У царя Пирра был домашний врач, который задумал ему изменить и передаться римлянам. Он послал римскому полководцу Фабрицию письмо с предложением своих услуг. Фабриций отослал это письмо к Пирру с припиской: «Ты столь же худо знаешь своих друзей, как и своих врагов».

* * *

Эпикур, основатель очень известной философской школы, получившей название по его имени, привлек сразу множество последователей. Но у него были и противники, и в том числе основатель так называемой «средней академии» Аркезилай. Однажды кто-то расхваливал перед ним эпикурейство и, между прочим, привел тот довод, что кто раз стал эпикурейцем, тот уже не оставляет этого учения.

— Это еще не резон, — заметил Аркезилай. — Можно сделать из человека евнуха, но обратно его уже не переделаешь.

* * *

Один старый циник обычно говаривал:

— Я смеюсь над всеми, кто находит меня смешным.

— Ну, — отвечали ему, — коли так, надо полагать, что никто чаще тебя не смеется.

* * *

Мудрец Хидон (один из семи, прославленных своими изречениями) говаривал, что три самые трудные вещи на свете — это хранить тайну, забыть обиду и хорошо пользоваться своим досугом.

* * *

Он же приравнивал дурные отзывы о людях, которые не могут на них возражать, с нападением на безоружного.

* * *

Он же говорил: «Надо быть молодым в старости и старым в юности».

* * *

Другой мудрец, Питтак, тоже из числа семи, прославился изречением, на первый взгляд, загадочным: «Половина лучше целого». Это изречение обычно толкуется в том смысле, что кто обладает целым, тому уже нечего больше желать, а между тем желание, стремление к обладанию является как бы мерилом наслаждения, доставляемого обладанием, так что человек без желаний — существо несчастливое.

* * *

Биас (третий из семи) говорил, что лучше быть судьей в распре врагов, нежели в распре друзей, потому что в первом случае непременно приобретешь друга, а во втором непременно потеряешь.

* * *

Периандр (четвертый из семи) на вопрос, зачем он удерживает в своих руках власть, которая ему была вверена, отвечал:

— Потому что спуститься с трона так же опасно, как и взойти на него (он был тираном в Афинах).

* * *

Какой-то кровный аристократ насмехался над афинским полководцем Ификратом, который не блистал своей родословной, так как был сын простого мастерового.

— Мой род с меня начнется, а твой на тебе и кончится, — ответил ему Ификрат.

* * *

Философ Ксенократ часто твердил, что он «ищет добродетель».

— Когда же она, наконец, будет у тебя? — спросил его однажды какой-то остряк.

* * *

Когда кто-то из воинов полководца Пелапида, говоря о встрече с врагом, выразился: «Мы натолкнулись на врага», — Пелапид возразил ему: «Отчего же не сказать обратное, т. е. что неприятель натолкнулся на нас».

* * *

Про одного из спартанских царей, Архидама (в Спарте пять царей носили это имя), рассказывают, что однажды, когда двое его друзей повздорили и избрали его в судьи своей распри, он привел их в храм и заставил дать клятву в том, что они его решению беспрекословно подчинятся.
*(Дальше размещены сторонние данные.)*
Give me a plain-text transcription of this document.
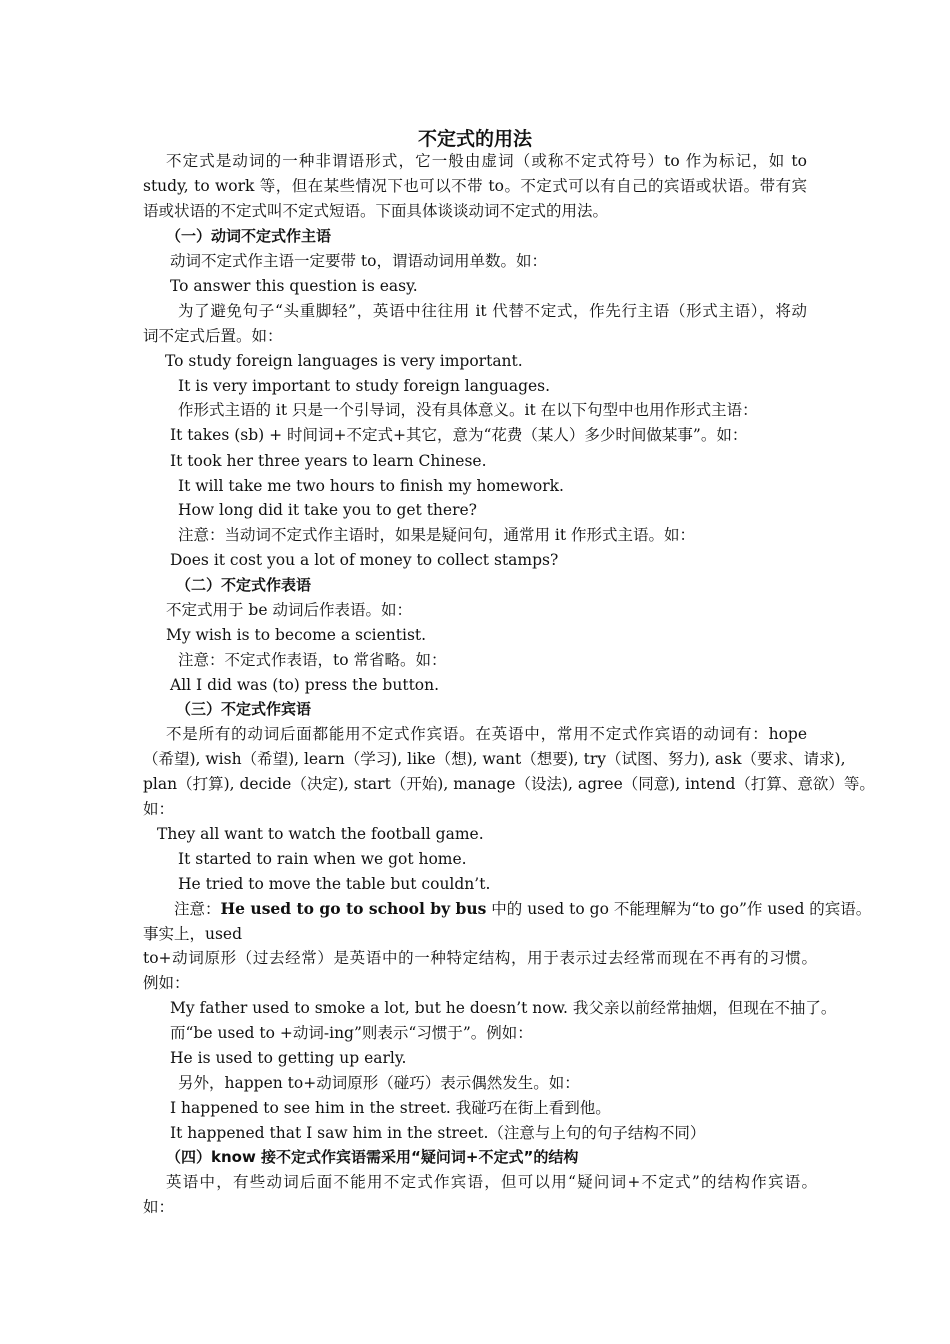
不定式的用法
不定式是动词的一种非谓语形式，它一般由虚词（或称不定式符号）to 作为标记，如 to
study, to work 等，但在某些情况下也可以不带 to。不定式可以有自己的宾语或状语。带有宾
语或状语的不定式叫不定式短语。下面具体谈谈动词不定式的用法。
（一）动词不定式作主语
动词不定式作主语一定要带 to，谓语动词用单数。如：
To answer this question is easy.
为了避免句子“头重脚轻”，英语中往往用 it 代替不定式，作先行主语（形式主语），将动
词不定式后置。如：
To study foreign languages is very important.
It is very important to study foreign languages.
作形式主语的 it 只是一个引导词，没有具体意义。it 在以下句型中也用作形式主语：
It takes (sb) + 时间词+不定式+其它，意为“花费（某人）多少时间做某事”。如：
It took her three years to learn Chinese.
It will take me two hours to finish my homework.
How long did it take you to get there?
注意：当动词不定式作主语时，如果是疑问句，通常用 it 作形式主语。如：
Does it cost you a lot of money to collect stamps?
（二）不定式作表语
不定式用于 be 动词后作表语。如：
My wish is to become a scientist.
注意：不定式作表语，to 常省略。如：
All I did was (to) press the button.
（三）不定式作宾语
不是所有的动词后面都能用不定式作宾语。在英语中，常用不定式作宾语的动词有：hope
（希望), wish（希望), learn（学习), like（想), want（想要), try（试图、努力), ask（要求、请求),
plan（打算), decide（决定), start（开始), manage（设法), agree（同意), intend（打算、意欲）等。
如：
They all want to watch the football game.
It started to rain when we got home.
He tried to move the table but couldn’t.
注意：He used to go to school by bus 中的 used to go 不能理解为“to go”作 used 的宾语。
事实上，used
to+动词原形（过去经常）是英语中的一种特定结构，用于表示过去经常而现在不再有的习惯。
例如：
My father used to smoke a lot, but he doesn’t now. 我父亲以前经常抽烟，但现在不抽了。
而“be used to +动词-ing”则表示“习惯于”。例如：
He is used to getting up early.
另外，happen to+动词原形（碰巧）表示偶然发生。如：
I happened to see him in the street. 我碰巧在街上看到他。
It happened that I saw him in the street.（注意与上句的句子结构不同）
（四）know 接不定式作宾语需采用“疑问词+不定式”的结构
英语中，有些动词后面不能用不定式作宾语，但可以用“疑问词+不定式”的结构作宾语。
如：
Когда они поклялись, он сказал им:

— Ну так вот вам мое решение по вашему делу: не выходите отсюда, пока не помиритесь.

Глава 2

Шутка, насмешливое слово часто удачнее и лучше определяют даже важные вещи, чем серьезное и глубокое изучение.

Гораций

Мы способны абсолютно верно понять психологические мотивы, которыми руководствуются герои древнегреческой трагедии, мы смеемся в тех же сценах комедии, где смеялась публика тех времен. Крылатые слова, произнесенные, к примеру, две тысячи лет назад римским полководцем, являются и для нас крылатыми словами. Остроумию древних греков и римлян присуща некоторая классическая строгость, лаконичность, простота, больше ценится удачное и меткое слово, нежели забавный житейский анекдот.

Кто-то из военных однажды так нехорошо вел себя во время похода, что Август на него разгневался и приказал ему вернуться домой. Провинившийся пришел в ужас и стал молить о прощении.

— Что я скажу своим, чем оправдаю свое возвращение домой?

— Скажи, что ты остался мной недоволен, — посоветовал ему Август.

* * *

Фракийский царь Риметакл изменил Антонию и перешел к Августу. Когда впоследствии он вздумал этим хвастаться, Август сказал про него:

— Измену иногда приходится терпеть, но изменников я не терплю.

* * *

Желая польстить Августу, жители одного города донесли ему, что на жертвеннике, который у них поставлен в храме в честь кесаря, выросла пальма.

— Из этого видно, — заметил Август, — что вы не очень-то часто возжигаете огонь на моем жертвеннике.

* * *

Однажды, встретив какого-то приезжего юношу, который чрезвычайно походил на него по наружности, Август, пораженный этим сходством, спросил у своего двойника: не бывала ли, дескать, твоя мать в Риме?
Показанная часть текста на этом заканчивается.